Pour que les personnes sans abri ne soient pas aussi privées de soins
Quatre fois par semaine, munies de leur sac à dos, d’une trousse de premiers soins et sourire aux lèvres, Camille et Fanny arpentent les rues de Liège pour proposer leur aide aux personnes sans abri. Récemment, ces deux jeunes et dynamiques infirmières ont créé leur propre association entièrement consacrée aux personnes privées de toit.
Leur association s’appelle « Smi-le », pour Service Mobile Infirmier liégeois. « Smi-le », c’est aussi la traduction de « sourire » en anglais. Et c’est effectivement avec sourire et empathie que les deux jeunes femmes vont à la rencontre de ceux et celles qui vivent dans la rue. Leur objectif ? Que les personnes privées de toit ne soient pas aussi privées de soins de santé.
À l’image de ses fondatrices, l’approche de Smi-le est résolument bienveillante, à l’écoute des besoins en santé physique et mentale de chacun·e et surtout basée sur la bonne humeur et l’optimisme.
<< Parce que nous sommes tous des êtres humains, parce qu’avoir accès aux soins de santé est un droit, parce que s’en sortir cela commence par un sourire. >> Voici les principes fondateurs de cette association.
« Fanfan, tu devrais montrer ça à un médecin », conseille Camille, qui commence à bien connaître Stéphane. « À un médecin ? Pour quoi faire ? », rétorque celui-ci du tac au tac. « Parce que ça dépasse mes compétences », répond l’infirmière, humblement.
Les pathologies rencontrées chez les personnes qui vivent dans la rue sont variées. « On peut avoir des pathologies aiguës, un abcès, une plaie… Et puis, on a tout ce qui est chronique, qui provient souvent des conséquences de la dure vie en rue : des problèmes de foie ou de cœur. Il faut s’y prendre le plus tôt possible pour éviter que ça se dégrade trop vite », détaille Fanny.
Camille et Fanny se sont donné pour mission de créer des ponts solides entre les personnes de la rue et les structures de santé. « L’idée, c’est d’orienter les personnes sans abri vers les structures de santé adéquates en fonction de leurs besoins et de leurs conditions de vie », explique Fanny. « Nous essayons de développer l’autonomie de nos bénéficiaires et leur participation active à leur prise en charge en les inscrivant dans un réseau de soins adaptés à leurs conditions de vie et visant la continuité des soins ». Pour y arriver, l’éducation à la santé est indispensable. « Nous travaillons sur le lien entre l’hygiène et l’apparition de plaies et sur l’importance de faire un soin sur une peau propre. »

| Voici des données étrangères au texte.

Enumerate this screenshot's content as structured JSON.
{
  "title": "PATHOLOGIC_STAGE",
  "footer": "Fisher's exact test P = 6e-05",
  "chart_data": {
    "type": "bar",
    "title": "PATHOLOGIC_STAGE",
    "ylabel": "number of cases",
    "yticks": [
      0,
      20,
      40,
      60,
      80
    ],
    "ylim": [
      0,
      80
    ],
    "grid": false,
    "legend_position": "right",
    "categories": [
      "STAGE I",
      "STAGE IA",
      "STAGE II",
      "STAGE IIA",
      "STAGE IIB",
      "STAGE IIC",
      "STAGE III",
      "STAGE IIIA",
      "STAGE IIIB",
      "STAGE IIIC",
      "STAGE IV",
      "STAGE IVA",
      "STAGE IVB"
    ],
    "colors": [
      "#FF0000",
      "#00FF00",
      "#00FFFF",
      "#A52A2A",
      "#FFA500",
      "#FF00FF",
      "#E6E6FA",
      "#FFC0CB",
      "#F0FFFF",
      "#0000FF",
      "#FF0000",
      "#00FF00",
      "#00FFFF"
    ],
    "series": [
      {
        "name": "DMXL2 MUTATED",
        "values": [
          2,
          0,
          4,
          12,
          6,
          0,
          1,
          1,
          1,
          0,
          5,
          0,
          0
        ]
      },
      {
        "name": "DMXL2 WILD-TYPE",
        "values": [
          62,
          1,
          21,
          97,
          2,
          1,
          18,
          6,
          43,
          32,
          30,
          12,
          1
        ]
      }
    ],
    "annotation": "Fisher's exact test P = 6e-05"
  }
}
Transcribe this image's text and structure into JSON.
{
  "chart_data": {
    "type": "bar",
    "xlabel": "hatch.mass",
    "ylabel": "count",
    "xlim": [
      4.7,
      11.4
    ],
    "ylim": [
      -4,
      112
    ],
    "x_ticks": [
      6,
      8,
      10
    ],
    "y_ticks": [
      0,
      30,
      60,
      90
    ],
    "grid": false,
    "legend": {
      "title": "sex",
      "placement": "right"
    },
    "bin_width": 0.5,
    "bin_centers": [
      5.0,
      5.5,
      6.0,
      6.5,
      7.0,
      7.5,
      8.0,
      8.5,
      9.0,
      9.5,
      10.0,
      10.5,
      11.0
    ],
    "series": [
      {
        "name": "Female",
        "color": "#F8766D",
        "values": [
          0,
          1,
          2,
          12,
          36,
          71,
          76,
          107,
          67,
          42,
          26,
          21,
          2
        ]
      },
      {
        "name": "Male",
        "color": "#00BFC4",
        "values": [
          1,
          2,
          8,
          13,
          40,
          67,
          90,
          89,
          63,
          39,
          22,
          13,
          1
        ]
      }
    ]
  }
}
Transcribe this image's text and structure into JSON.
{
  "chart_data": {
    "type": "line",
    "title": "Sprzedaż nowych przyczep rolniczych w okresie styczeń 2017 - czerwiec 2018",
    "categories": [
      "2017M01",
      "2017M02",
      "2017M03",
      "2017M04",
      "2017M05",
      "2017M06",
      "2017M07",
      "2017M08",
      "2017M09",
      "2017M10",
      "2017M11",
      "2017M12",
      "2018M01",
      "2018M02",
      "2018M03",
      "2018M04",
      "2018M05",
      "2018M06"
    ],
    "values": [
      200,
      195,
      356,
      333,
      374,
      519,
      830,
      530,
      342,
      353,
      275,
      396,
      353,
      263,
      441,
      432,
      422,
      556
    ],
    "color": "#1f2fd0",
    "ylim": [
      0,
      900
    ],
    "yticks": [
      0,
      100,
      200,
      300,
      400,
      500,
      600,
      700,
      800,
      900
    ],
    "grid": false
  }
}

La semaine dernière, Smi-le a accompagné Bruno prendre une douche. Une fois la douche prise, Fanny et Camille se chargent de lui refaire ses pansements. Pendant le soin, il déclare :« Vous savez pourquoi je semble m’endormir ? C’est parce qu’ici, je me sens en sécurité. Je n’ai pas peur et ne suis pas sur mes gardes, comme dans la rue. Tout mon corps se relâche et je me sens bien. »
Leur mission est délicate, auprès d’un public pas toujours enclin à se soigner. « Il faut créer une relation de confiance avec la personne », confirme Camille. « On va leur proposer notre aide, mais on ne peut pas la forcer à faire quoi que ce soit. C’est seulement une fois que cette relation de confiance est établie qu’on pourra prendre en charge la personne au niveau de sa santé », explique la jeune infirmière.
Stéphane, avec sa main blessée, finira par se laisser convaincre. Il ira bien consulter un médecin, à condition d’être accompagné des deux infirmières. « C’est plus rassurant que d’y aller tout seul. J’ai toujours eu une bonne entente avec ces deux demoiselles », explique-t-il.
Covid-19 : nouvel obstacle à la reconstruction des personnes sans abri
Avec la pandémie de Covid-19, les personnes sans abri ont dû faire face à de nouveaux obstacles. « Les masques et la distanciation physique ont vraiment creusé un fossé social et mis de côté les personnes vivant en rue. Elles se sentent encore davantage marginalisées » nous confie Camille. Autre conséquence de la crise sanitaire en rue. « On fait face à beaucoup plus de cas d’urgence. Avec beaucoup moins de passage dans les rues, ces gens sont livrés à eux-mêmes. » L’activité des deux jeunes femmes prend alors tout son sens, celui d’œuvrer pour les personnes que la pandémie a laissées de côté.